Grading student work can take up countless hours for teachers, especially when assignments call for deep thinking, explanations, or scientific modeling. However, a new study suggests that artificial intelligence (AI) could help ease that burden – but only if used carefully and alongside human input.
The research was led by Xiaoming Zhai, associate professor and director of the AI4STEM Education Center at University of Georgia’s Mary Frances Early College of Education. The study explores how well Large Language Models (LLMs) can assess student work compared to human graders.
“Asking kids to draw a model, to write an explanation, to argue with each other are very complex tasks,” Zhai said. “Teachers often don’t have enough time to score all the students’ responses, which means students will not be able to receive timely feedback.”
The study focused on middle school students’ responses to science questions aligned with the Next Generation Science Standards. One question, for example, asked students to create a model showing how particles behave when heat energy is added.
The correct answer would explain that molecules speed up as they heat and slow down when cooled. The research team fed student answers into an LLM called Mixtral and asked it to grade them.
But unlike most AI grading studies, where the AI is trained using examples of human‑scored answers, this study took a different approach. Here, the LLM had to create its own grading rubric and apply it to student work.
The researchers found that Mixtral could grade responses very quickly. However, it tended to rely on shortcuts, such as looking for specific keywords, rather than assessing the actual depth of the students’ understanding.
“Students could mention a temperature increase, and the large language model interprets that all students understand the particles are moving faster when temperatures rise,” Zhai explained.
“But based upon the student writing, as a human, we’re not able to infer whether the students know whether the particles will move faster or not.”
In other words, the AI might give points to a student simply for mentioning the right terms, even if the reasoning behind the answer is unclear or incorrect.
The study suggests that LLMs need better guidelines to match human grading standards. Specifically, AI models perform better when they use detailed rubrics created by teachers, which outline exactly what to look for in a good response.

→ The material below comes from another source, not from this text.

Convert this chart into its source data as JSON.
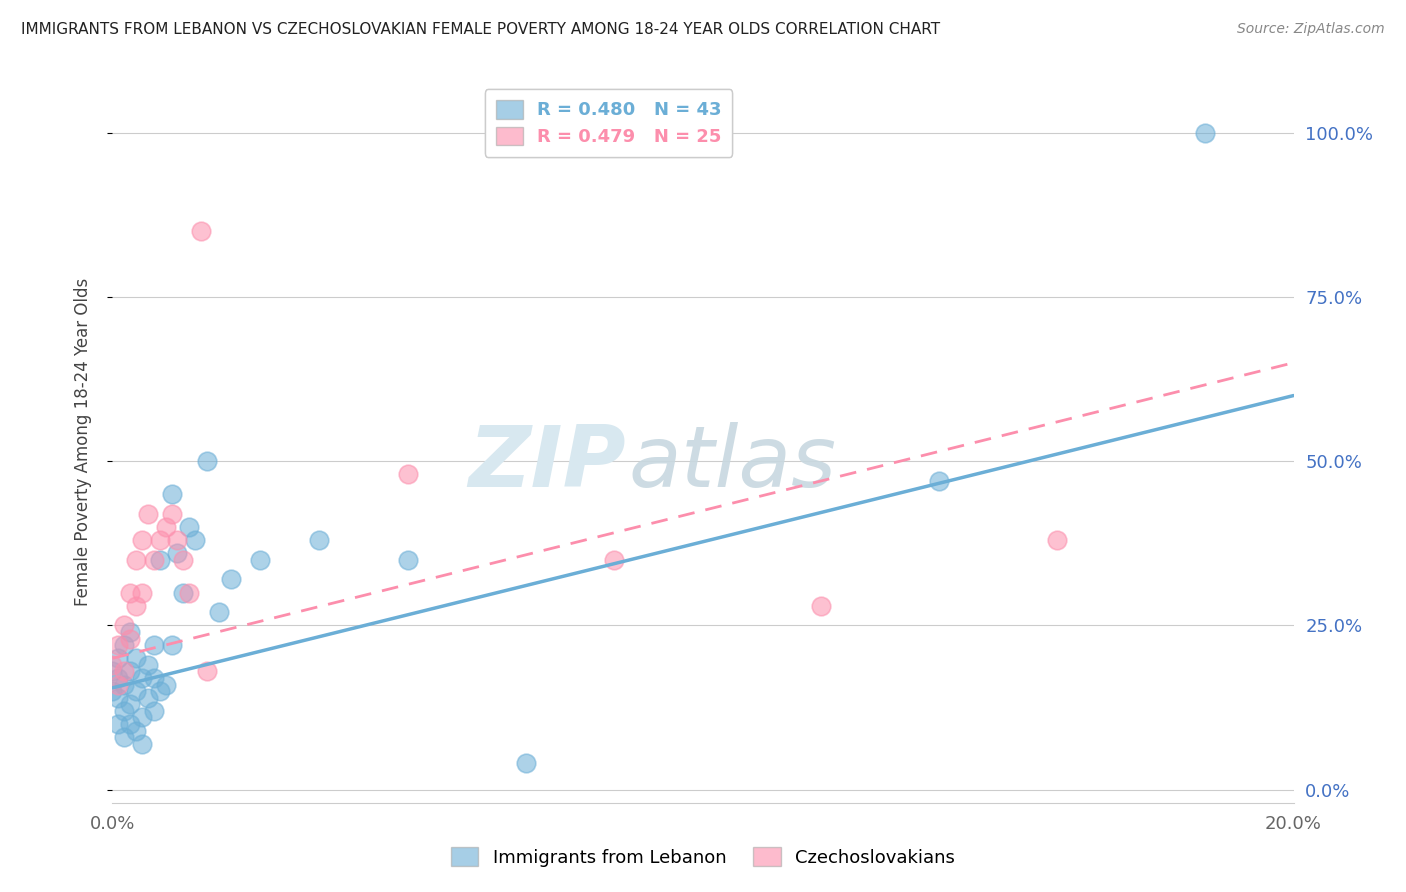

Without these rubrics, the AI only reached about 33.5% accuracy when compared to human grading. With access to human‑created rubrics, that accuracy jumped to just over 50%.
“The train has left the station, but it has just left the station,” Zhai said. “It means we still have a long way to go when it comes to using AI, and we still need to figure out which direction to go in.”
One key difference between human graders and LLMs is how they handle complex or incomplete answers.
According to the researchers, while LLMs will mark a student’s response as correct if it includes certain keywords,. However, it cannot evaluate the logic the student is using.
This happens because LLMs tend to “over‑infer,” assuming a student understands a concept based on surface clues. Human teachers, though, look for evidence of clear thinking and accurate reasoning.
Without explanations for why certain answers earned specific grades, the AI lacks the context to make fine‑tuned decisions.
Despite these limitations, many teachers are interested in using AI tools to speed up routine grading.
“Many teachers told me, ‘I had to spend my weekend giving feedback, but by using automatic scoring, I do not have to do that. Now, I have more time to focus on more meaningful work instead of some labor‑intensive work,’” Zhai said. “That’s very encouraging for me.”
Rather than fully replacing human graders, the researchers suggest that AI systems should serve as assistants. This way, it frees teachers to concentrate on tasks that require human judgment, creativity, and connection.
The research highlights both the promise and the challenges of using AI in classrooms. While current LLMs can process large batches of student work quickly, they still need better instructions, oversight, and refinement to deliver meaningful feedback.
Teachers remain essential for guiding the use of these tools, setting expectations, and ensuring fairness. As AI technologies continue to evolve, the hope is that future models will become more adept at understanding not just keywords but the quality of student reasoning.
With thoughtful design and human‑AI collaboration, these tools could become powerful allies in helping teachers support student learning – without sacrificing weekends to piles of ungraded papers.
The study is published in the journal Technology, Knowledge and Learning.